So I failed the programming interview question that is like
"Given an array of ints 1, 2, ..., n with one of them missing, find the missing one."
The interviewer said the correct answer is to sum the numbers and subtract the sum from n(n+1)/2, that is, apply the formula https://en.wikipedia.org/wiki/1_%2B_2_%2B_3_%2B_4_%2B_%E2%8B%AF
and said that any computer science student would've done this. My solution was like
char takenSpots [] = n*malloc(sizeof(char));
for (int k = 0; k < n; ++k) takenSpots[arr[k]-1] = 'x';
for (int k = 0; k < n; ++k) if (takenSpots[k] != 'x') return (k+1);
which isn't as "cool" as the summation solution that I confess I would've never thought to try.
First of all, isn't there danger of overflow using the summation method? I mean, what if arr
contains ~((int)0)
and ~((int)0) - 1
? Then won't arr[0] + arr[1] + ... + arr[n-1]
overflow? Or will the solution still work since 1 + 2 + ... + n
overflows too?
Indeed, the solution the interviewer proposed would suffer from overflow. In fact, there is a better solution that does not suffer from overflow, which the interviewer might have followed up with if you had suggested the summation one.
The better solution is much less intuitive, but it's pretty well-known nowadays, as far as I know.
It relies on the following:
x xor y = y xor x
x xor 0 = x
x xor x = 0
So the better solution involves computing the xor of all the given numbers and then xoring that with the xor of all numbers from 1
to n
. Those that appear in your array will cancel out with those from 1
to n
. The one that was missing will remain.
As for how to think about such solutions, there's no recipe. You just have to be familiar with such challenge / interview questions and have some training in computer science and math.
Don't feel too bad about not getting it. I almost certainly would not have gotten the summation solution in an interview setting if I hadn't seen the problem before after finishing college (I might have figured it out eventually in my own time) and I definitely would not have come up with the xor solution without seeing it first. These kind of questions are pretty much hit or miss. And if it's a hit, they'll probably ask something else until you don't know the answer.

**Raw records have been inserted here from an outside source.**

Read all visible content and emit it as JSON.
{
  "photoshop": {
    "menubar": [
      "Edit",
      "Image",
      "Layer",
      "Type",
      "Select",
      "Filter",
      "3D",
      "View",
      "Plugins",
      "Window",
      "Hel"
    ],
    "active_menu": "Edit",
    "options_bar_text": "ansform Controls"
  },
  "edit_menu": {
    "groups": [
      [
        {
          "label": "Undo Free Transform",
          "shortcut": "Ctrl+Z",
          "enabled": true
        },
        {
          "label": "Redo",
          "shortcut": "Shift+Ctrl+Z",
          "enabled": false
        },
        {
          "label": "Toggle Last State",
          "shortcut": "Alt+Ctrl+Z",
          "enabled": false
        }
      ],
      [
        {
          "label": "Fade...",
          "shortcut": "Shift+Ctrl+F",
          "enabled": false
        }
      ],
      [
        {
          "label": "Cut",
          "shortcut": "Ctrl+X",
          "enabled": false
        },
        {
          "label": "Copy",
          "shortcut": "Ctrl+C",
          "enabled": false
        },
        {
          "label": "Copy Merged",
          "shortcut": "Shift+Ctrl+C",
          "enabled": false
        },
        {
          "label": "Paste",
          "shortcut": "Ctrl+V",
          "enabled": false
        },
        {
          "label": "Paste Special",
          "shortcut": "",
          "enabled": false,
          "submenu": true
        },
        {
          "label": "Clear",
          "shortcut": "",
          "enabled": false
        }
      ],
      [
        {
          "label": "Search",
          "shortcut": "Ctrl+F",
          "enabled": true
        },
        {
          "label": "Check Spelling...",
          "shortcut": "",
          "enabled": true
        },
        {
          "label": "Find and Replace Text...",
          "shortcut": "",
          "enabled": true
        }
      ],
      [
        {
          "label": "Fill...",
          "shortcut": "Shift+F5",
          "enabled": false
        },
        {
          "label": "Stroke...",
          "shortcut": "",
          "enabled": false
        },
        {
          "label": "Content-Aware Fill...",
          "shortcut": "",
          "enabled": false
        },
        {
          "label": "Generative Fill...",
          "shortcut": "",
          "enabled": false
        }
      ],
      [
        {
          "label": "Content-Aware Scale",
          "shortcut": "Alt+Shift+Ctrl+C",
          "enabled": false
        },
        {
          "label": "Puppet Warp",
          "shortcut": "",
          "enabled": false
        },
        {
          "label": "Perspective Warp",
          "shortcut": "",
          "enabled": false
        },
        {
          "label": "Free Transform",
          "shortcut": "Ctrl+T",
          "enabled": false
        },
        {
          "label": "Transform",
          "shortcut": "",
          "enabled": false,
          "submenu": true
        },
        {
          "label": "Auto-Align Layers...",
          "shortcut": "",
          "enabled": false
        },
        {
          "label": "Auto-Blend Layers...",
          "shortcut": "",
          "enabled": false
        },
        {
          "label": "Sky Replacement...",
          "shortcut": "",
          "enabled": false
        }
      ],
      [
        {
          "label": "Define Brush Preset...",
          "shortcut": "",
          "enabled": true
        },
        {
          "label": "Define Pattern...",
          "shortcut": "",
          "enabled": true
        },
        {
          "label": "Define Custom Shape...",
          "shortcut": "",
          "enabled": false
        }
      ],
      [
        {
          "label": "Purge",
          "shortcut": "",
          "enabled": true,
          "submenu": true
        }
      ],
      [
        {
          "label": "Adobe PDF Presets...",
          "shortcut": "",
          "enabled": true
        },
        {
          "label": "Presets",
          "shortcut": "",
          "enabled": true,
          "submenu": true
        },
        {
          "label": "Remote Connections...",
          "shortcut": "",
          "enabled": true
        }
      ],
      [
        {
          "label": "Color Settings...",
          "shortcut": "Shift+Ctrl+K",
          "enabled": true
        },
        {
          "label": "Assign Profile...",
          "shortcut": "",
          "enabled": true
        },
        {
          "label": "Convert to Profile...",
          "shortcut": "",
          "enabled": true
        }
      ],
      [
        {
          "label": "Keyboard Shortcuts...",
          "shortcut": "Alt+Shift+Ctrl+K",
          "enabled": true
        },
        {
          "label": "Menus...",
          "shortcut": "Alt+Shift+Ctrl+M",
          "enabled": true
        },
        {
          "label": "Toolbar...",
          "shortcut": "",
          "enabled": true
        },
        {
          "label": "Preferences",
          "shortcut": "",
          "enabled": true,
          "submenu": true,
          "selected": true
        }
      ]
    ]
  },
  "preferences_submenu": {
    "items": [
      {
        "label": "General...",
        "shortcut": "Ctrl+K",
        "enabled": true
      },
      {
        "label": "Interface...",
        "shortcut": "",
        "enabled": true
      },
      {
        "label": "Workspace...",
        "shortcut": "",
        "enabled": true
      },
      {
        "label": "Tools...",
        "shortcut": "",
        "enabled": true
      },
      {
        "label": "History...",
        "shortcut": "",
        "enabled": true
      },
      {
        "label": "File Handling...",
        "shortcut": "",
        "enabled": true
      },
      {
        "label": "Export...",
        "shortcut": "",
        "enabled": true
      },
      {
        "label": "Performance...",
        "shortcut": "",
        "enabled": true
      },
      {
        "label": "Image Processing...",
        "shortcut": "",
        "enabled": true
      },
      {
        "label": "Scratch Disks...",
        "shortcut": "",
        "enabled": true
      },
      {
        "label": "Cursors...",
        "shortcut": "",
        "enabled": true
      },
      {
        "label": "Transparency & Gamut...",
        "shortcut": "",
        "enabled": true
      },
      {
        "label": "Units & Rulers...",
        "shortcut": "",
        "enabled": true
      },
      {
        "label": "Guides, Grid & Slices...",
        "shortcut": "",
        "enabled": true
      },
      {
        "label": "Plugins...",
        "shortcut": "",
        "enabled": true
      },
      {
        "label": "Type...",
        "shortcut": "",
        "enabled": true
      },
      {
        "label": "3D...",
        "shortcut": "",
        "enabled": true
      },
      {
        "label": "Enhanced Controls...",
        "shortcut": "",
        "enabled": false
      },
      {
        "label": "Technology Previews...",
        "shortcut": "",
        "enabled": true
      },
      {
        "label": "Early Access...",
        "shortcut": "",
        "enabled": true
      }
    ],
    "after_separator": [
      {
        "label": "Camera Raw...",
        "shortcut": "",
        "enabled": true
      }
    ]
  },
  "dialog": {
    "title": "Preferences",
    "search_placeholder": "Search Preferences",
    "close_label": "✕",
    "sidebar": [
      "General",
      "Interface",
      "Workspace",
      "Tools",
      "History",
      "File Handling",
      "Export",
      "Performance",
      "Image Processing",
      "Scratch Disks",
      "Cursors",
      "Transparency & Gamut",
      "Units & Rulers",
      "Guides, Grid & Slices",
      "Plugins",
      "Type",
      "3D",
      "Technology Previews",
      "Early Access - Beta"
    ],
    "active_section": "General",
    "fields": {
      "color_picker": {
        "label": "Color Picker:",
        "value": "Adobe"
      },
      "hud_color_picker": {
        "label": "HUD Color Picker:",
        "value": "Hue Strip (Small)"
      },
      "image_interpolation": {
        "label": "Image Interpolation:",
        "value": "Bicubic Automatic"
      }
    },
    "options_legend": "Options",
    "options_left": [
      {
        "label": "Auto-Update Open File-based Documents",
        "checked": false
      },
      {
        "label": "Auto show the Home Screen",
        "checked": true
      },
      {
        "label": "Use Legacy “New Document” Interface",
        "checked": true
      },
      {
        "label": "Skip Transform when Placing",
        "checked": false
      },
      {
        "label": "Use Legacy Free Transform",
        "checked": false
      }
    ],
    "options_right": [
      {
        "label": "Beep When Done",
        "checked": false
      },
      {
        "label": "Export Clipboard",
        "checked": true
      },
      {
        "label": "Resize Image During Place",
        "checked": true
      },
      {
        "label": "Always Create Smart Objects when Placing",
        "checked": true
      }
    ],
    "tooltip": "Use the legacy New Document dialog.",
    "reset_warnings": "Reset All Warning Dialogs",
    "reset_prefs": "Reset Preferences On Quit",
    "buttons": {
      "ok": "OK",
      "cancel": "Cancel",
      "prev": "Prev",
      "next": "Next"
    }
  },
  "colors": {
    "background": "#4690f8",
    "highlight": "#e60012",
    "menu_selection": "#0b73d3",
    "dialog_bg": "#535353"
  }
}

They don't do this to catch you off guard. They do it to see how you think about it, usually: can you come up with a naive solution (you did), can you tell what's wrong with it? can you think of ways to improve it, maybe with some nudging in the right direction? can you explain how you'd go about researching a better solution? The thought process can be more important than the solution.
If all the interviewer said was that your solution is bad and you should have known the better solution (I don't think there's a checklist of things you must absolutely know about X after finishing a major in X), you should look for a better place to work.
If you use unsigned integers, the method using the formula will still work because C standard specifies modular arithmetic for multiplication and addition. With n-bit integers you are guaranteed to get the correct result modulo 2^n, and since you know the result must be in range 0-2^n you know it must be correct.